Lorsque son fils Isiah lui apprend qu'il va se marier avec Derek, Ike Randolph lui demande comment la petite fille qu'il a adopté en payant une mère porteuse dira qu'elle a deux papas, et lequel fait la femme lui demandera -t-on. Et il refuse d'assister au mariage.
Trois mois après Isiah et son mari sont morts, tués sur un trottoir de Richmond.
Ike est noir, et assez à l'aise grâce à son travail.
L'autre père, Buddy Lee, représente cette catégorie de petits blancs pauvres qui soutiendraient le système esclavagiste s'il existait encore.
Et alcoolique.
Et plein d'humour.
Chacun, à sa façon, Ike et Buddy Lee, sont racistes et homophobes.
L'intérêt du livre, qui pourrait s'intituler le chagrin, est de présenter un éventail de sentiments, depuis la culpabilité de n'avoir pas accepté le bonheur de leur fils, la volonté de leur dire qu'ils les aimaient, déclaration qui arrive trop tard, la peur de se laisser aller à la violence s'ils veulent venger leur mémoire, l'idée insupportable que l'assassin se la coule douce et que la police n'en a rien à faire, enfin,
la colère, qu'ils connaissent bien l'un et l'autre , puisque, chacun appartenant à un gang différent, ils ont tué déjà et qu'ils ont passés des années en prison l'un comme l'autre.

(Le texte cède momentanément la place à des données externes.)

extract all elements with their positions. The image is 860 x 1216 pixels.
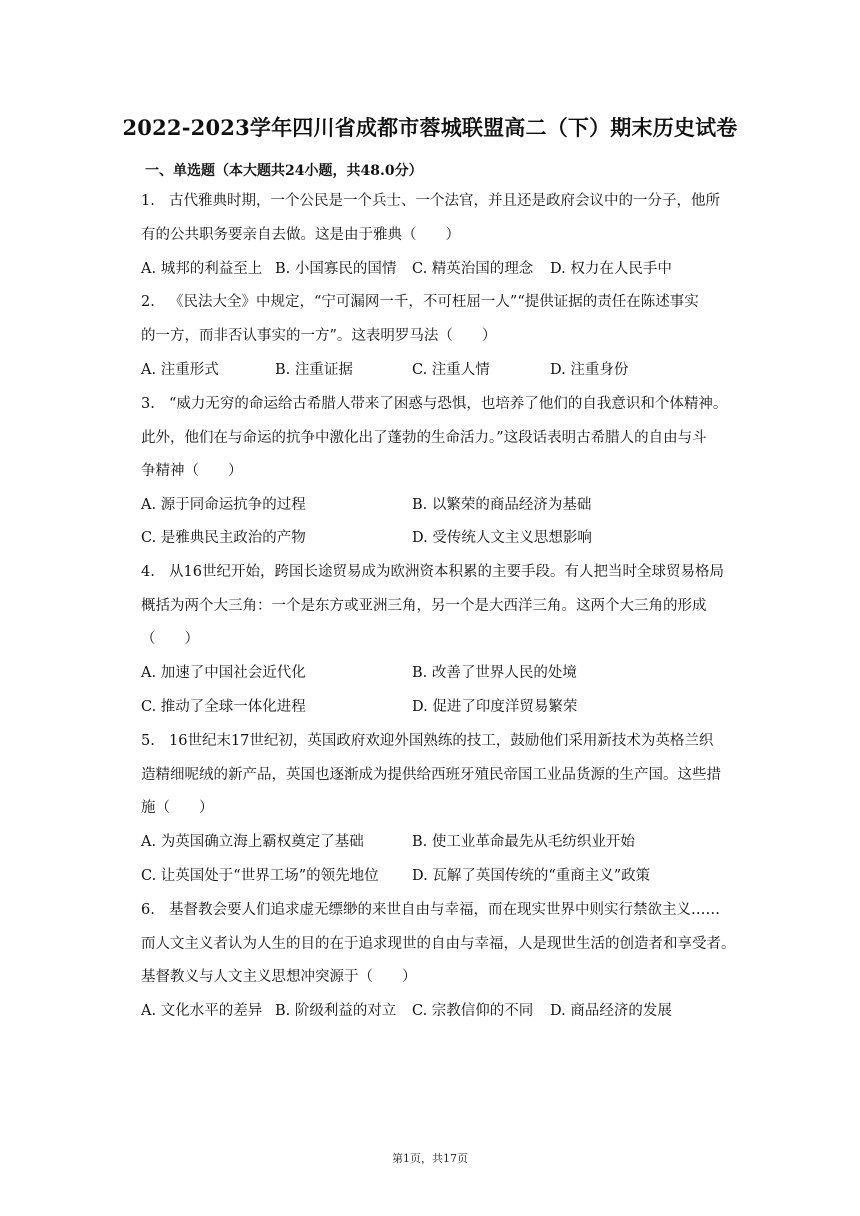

La colère, d'abord contre l'homosexualité des fils, qui se transforme en colère contre les homophobes, à commencer par le discours du prêtre à l'enterrement, parlant d'abomination, puis contre eux-mêmes qui n'ont rien compris, puis contre leur assassin.
La colère joue comme un point d'union entre ces deux pères pourtant aux convictions opposées. Leur chagrin sans issue les force à opter pour la vengeance, autrement dit la haine, boostée par
la colère.
Ce ne sont pas des innocents, et, puisque l'histoire se situe à Richmond, capitale sudiste, ils savent d'avance qu'ils vont se heurter aux suprémacistes, aux bikers en bande armée, et aussi au gang des Noirs qui ont leurs QG.
Et nous, lecteurs, non seulement nous comprenons cette colère, mais n'aurions pas accepté la première proposition d'Ike, celle de ne pas se salir les mains.
Nous la comprenons, bien qu'elle soit vraiment violente (un peu trop d'ailleurs, à mon sens) parce qu'elle est basée sur le chagrin dit et redit de la perte de leurs fils, enterrés ensemble.
« Ça devrait être interdit par la loi, ces choses-là. »
Au-delà de tout, le chagrin d'avoir perdu leur enfant, le désespoir d'Ike lorsqu'il repense à l'enfance d'Isiah, désespoir sans remède les unit et les arme dans une amitié qui dépasse leur racisme initial, et leur homophobie mortelle.